DA-LSTM: A Long Short-Term Memory with Depth Adaptive to Non-uniform Information Flow in Sequential Data
This addresses inefficiencies in LSTM models for sequential data processing, offering computational savings for applications with variable information flow.
The paper tackles the problem of non-uniform information distribution in sequential data by developing a Depth-Adaptive LSTM (DA-LSTM) that dynamically adjusts its structure, resulting in 41.78% and 46.01% reductions in convergence time compared to Stacked LSTM and Deep Transition LSTM.

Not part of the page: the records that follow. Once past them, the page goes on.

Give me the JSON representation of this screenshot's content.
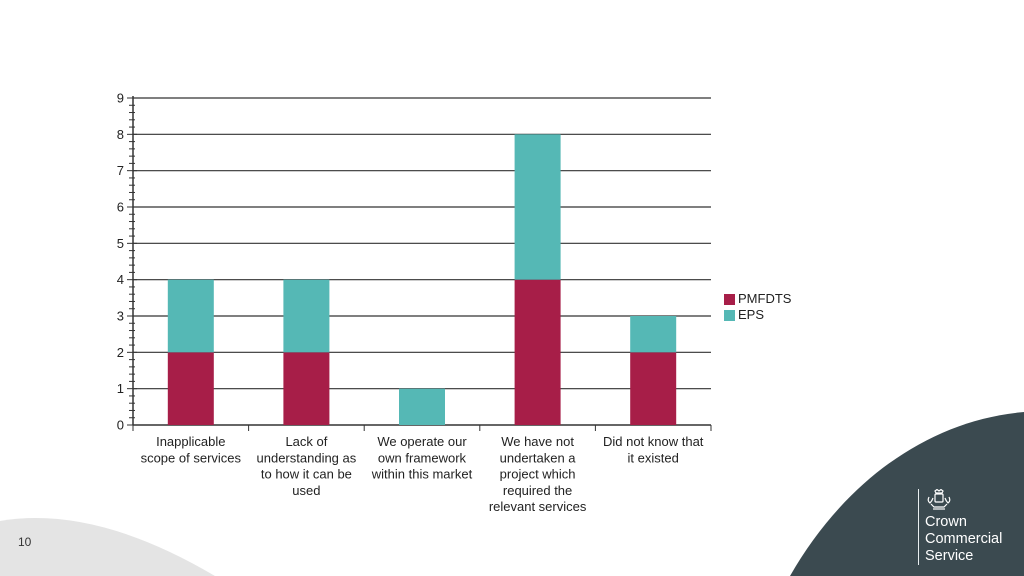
{
  "page_number": "10",
  "brand": {
    "lines": [
      "Crown",
      "Commercial",
      "Service"
    ]
  },
  "colors": {
    "pmfdts": "#a71e48",
    "eps": "#55b8b5",
    "grid": "#333333",
    "bg_grey": "#e4e4e4",
    "bg_dark": "#3b4a50"
  },
  "legend": [
    {
      "name": "PMFDTS",
      "color": "#a71e48"
    },
    {
      "name": "EPS",
      "color": "#55b8b5"
    }
  ],
  "chart_data": {
    "type": "bar",
    "stacked": true,
    "categories": [
      [
        "Inapplicable",
        "scope of services"
      ],
      [
        "Lack of",
        "understanding as",
        "to how it can be",
        "used"
      ],
      [
        "We operate our",
        "own framework",
        "within this market"
      ],
      [
        "We have not",
        "undertaken a",
        "project which",
        "required the",
        "relevant services"
      ],
      [
        "Did not know that",
        "it existed"
      ]
    ],
    "series": [
      {
        "name": "PMFDTS",
        "color": "#a71e48",
        "values": [
          2,
          2,
          0,
          4,
          2
        ]
      },
      {
        "name": "EPS",
        "color": "#55b8b5",
        "values": [
          2,
          2,
          1,
          4,
          1
        ]
      }
    ],
    "ylim": [
      0,
      9
    ],
    "yticks": [
      "0",
      "1",
      "2",
      "3",
      "4",
      "5",
      "6",
      "7",
      "8",
      "9"
    ],
    "grid": true,
    "legend_position": "right"
  }
}
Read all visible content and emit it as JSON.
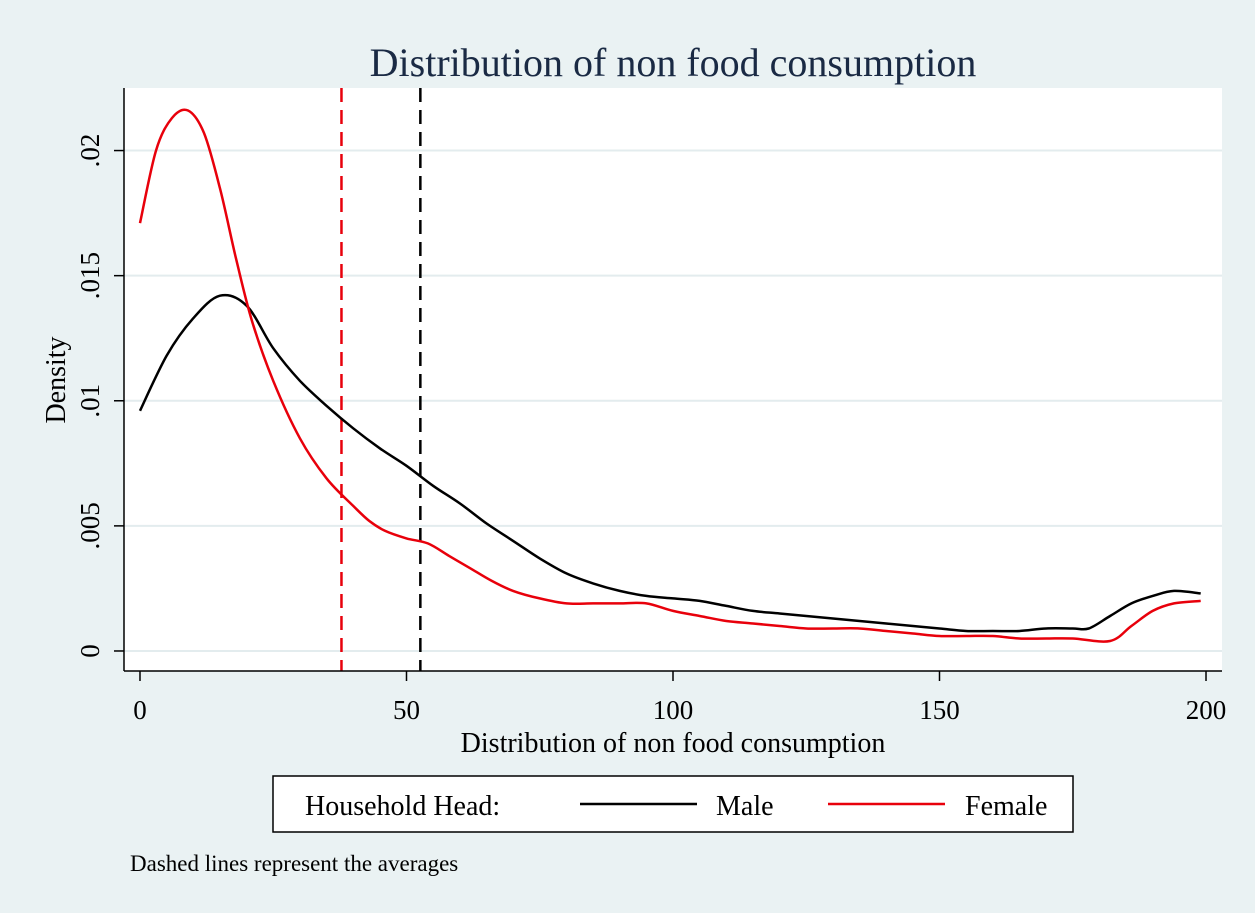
{
  "chart_data": {
    "type": "line",
    "title": "Distribution of non food consumption",
    "xlabel": "Distribution of non food consumption",
    "ylabel": "Density",
    "xlim": [
      -3,
      203
    ],
    "ylim": [
      -0.0008,
      0.0225
    ],
    "x_ticks": [
      0,
      50,
      100,
      150,
      200
    ],
    "x_tick_labels": [
      "0",
      "50",
      "100",
      "150",
      "200"
    ],
    "y_ticks": [
      0,
      0.005,
      0.01,
      0.015,
      0.02
    ],
    "y_tick_labels": [
      "0",
      ".005",
      ".01",
      ".015",
      ".02"
    ],
    "grid": true,
    "legend": {
      "title": "Household Head:",
      "placement": "bottom"
    },
    "series": [
      {
        "name": "Male",
        "color": "#000000",
        "x": [
          0,
          5,
          10,
          15,
          20,
          25,
          30,
          35,
          40,
          45,
          50,
          55,
          60,
          65,
          70,
          75,
          80,
          85,
          90,
          95,
          100,
          105,
          110,
          115,
          120,
          125,
          130,
          135,
          140,
          145,
          150,
          155,
          160,
          165,
          170,
          175,
          178,
          182,
          186,
          190,
          194,
          199
        ],
        "y": [
          0.0096,
          0.0118,
          0.0133,
          0.0142,
          0.0138,
          0.0121,
          0.0108,
          0.0098,
          0.0089,
          0.0081,
          0.0074,
          0.0066,
          0.0059,
          0.0051,
          0.0044,
          0.0037,
          0.0031,
          0.0027,
          0.0024,
          0.0022,
          0.0021,
          0.002,
          0.0018,
          0.0016,
          0.0015,
          0.0014,
          0.0013,
          0.0012,
          0.0011,
          0.001,
          0.0009,
          0.0008,
          0.0008,
          0.0008,
          0.0009,
          0.0009,
          0.0009,
          0.0014,
          0.0019,
          0.0022,
          0.0024,
          0.0023
        ]
      },
      {
        "name": "Female",
        "color": "#e8000b",
        "x": [
          0,
          3,
          6,
          9,
          12,
          15,
          18,
          21,
          25,
          30,
          35,
          40,
          43,
          46,
          50,
          54,
          58,
          62,
          66,
          70,
          75,
          80,
          85,
          90,
          95,
          100,
          105,
          110,
          115,
          120,
          125,
          130,
          135,
          140,
          145,
          150,
          155,
          160,
          165,
          170,
          175,
          182,
          186,
          190,
          194,
          199
        ],
        "y": [
          0.0171,
          0.02,
          0.0213,
          0.0216,
          0.0207,
          0.0185,
          0.0157,
          0.0132,
          0.0108,
          0.0085,
          0.0069,
          0.0058,
          0.0052,
          0.0048,
          0.0045,
          0.0043,
          0.0038,
          0.0033,
          0.0028,
          0.0024,
          0.0021,
          0.0019,
          0.0019,
          0.0019,
          0.0019,
          0.0016,
          0.0014,
          0.0012,
          0.0011,
          0.001,
          0.0009,
          0.0009,
          0.0009,
          0.0008,
          0.0007,
          0.0006,
          0.0006,
          0.0006,
          0.0005,
          0.0005,
          0.0005,
          0.0004,
          0.001,
          0.0016,
          0.0019,
          0.002
        ]
      }
    ],
    "reference_lines": [
      {
        "axis": "x",
        "value": 37.8,
        "color": "#e8000b",
        "style": "dashed",
        "series": "Female"
      },
      {
        "axis": "x",
        "value": 52.6,
        "color": "#000000",
        "style": "dashed",
        "series": "Male"
      }
    ],
    "note": "Dashed lines represent the averages"
  }
}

Much sequential data exhibits highly non-uniform information distribution. This cannot be correctly modeled by traditional Long Short-Term Memory (LSTM). To address that, recent works have extended LSTM by adding more activations between adjacent inputs. However, the approaches often use a fixed depth, which is at the step of the most information content. This one-size-fits-all worst-case approach is not satisfactory, because when little information is distributed to some steps, shallow structures can achieve faster convergence and consume less computation resource. In this paper, we develop a Depth-Adaptive Long Short-Term Memory (DA-LSTM) architecture, which can dynamically adjust the structure depending on information distribution without prior knowledge. Experimental results on real-world datasets show that DA-LSTM costs much less computation resource and substantially reduce convergence time by $41.78\%$ and $46.01 \%$, compared with Stacked LSTM and Deep Transition LSTM, respectively.